The Legion Duel is a smartphone full of goodness and entertainment, as was clear throughout the review. The design goes beyond the conventional and brings innovations, but it is heavy and not very versatile. The software even has useful features, but it loses points for the bad policy of updates to a top of the line. And the performance is very good, but it gives the impression of “old” hardware, since the phones with Snapdragon 888 have already started to be launched.
In addition, I have restrictions with the concept of “cell phone gamer”. A gamer notebook is thicker, heavier and has a battery that lasts less, but makes up for it with a more powerful video card. In the current smartphone market, a gamer phone shares the same Snapdragon processor as a non-gamer model. The performance advantage ends up being in the details, due to superior thermal cooling or a small increase in the frequency of the CPU or GPU.

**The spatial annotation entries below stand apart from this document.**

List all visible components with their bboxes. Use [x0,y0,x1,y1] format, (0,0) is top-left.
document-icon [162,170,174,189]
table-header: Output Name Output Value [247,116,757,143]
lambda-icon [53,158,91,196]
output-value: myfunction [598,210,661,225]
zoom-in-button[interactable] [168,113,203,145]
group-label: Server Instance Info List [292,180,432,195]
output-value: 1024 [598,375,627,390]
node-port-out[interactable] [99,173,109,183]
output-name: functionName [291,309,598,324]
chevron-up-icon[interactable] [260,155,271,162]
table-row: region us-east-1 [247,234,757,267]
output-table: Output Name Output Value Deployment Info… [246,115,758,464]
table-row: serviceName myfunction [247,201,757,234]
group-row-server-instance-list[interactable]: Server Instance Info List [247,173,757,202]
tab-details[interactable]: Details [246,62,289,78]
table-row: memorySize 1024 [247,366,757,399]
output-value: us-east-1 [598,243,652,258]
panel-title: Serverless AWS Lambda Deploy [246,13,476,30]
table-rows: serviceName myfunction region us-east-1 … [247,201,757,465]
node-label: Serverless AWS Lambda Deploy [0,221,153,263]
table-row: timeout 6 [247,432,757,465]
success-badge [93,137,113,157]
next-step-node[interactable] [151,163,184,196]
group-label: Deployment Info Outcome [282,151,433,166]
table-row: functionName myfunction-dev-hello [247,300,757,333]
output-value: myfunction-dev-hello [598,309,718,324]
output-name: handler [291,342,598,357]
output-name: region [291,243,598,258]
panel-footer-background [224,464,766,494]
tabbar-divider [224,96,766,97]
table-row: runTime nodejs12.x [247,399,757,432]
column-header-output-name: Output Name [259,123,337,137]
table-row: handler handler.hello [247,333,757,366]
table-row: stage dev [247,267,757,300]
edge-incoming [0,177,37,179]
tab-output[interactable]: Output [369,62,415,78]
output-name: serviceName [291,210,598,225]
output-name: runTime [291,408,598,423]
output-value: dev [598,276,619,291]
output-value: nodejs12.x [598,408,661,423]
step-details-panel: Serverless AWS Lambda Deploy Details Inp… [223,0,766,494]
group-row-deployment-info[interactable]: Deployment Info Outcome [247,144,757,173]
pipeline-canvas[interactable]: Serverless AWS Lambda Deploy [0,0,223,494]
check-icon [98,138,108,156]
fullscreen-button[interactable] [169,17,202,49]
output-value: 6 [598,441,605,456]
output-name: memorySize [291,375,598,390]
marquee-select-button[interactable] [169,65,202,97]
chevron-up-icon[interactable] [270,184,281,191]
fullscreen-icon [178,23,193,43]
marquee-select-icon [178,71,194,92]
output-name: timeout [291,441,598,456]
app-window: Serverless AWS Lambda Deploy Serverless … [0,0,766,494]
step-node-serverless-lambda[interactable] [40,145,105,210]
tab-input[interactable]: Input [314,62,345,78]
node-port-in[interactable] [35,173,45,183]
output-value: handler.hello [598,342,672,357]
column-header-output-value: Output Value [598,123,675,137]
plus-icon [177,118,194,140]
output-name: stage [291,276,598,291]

The launch price of R $ 7,199 also helps to belittle the Legion Duel, since the Motorola Edge + costs R $ 4,500 at retail at the time of publication of this review. Having 144 Hz, a little more powerful hardware, an incredible sound and a very fast loading is nice, but it may not compensate for the lower cameras and the almost three thousand reais difference for the top of the line “non-gamer” from Motorola. When the figures are closer together, Legion Duel can make sense.
For a first try, Legion Duel brought some interesting news. Who knows in the next generation?
Lenovo Legion Phone Duel
- Impressive speakers
- Strong performance
- Battery charging is very fast
- Screen more fluid than that, impossible
- Android 10 with update only for 11?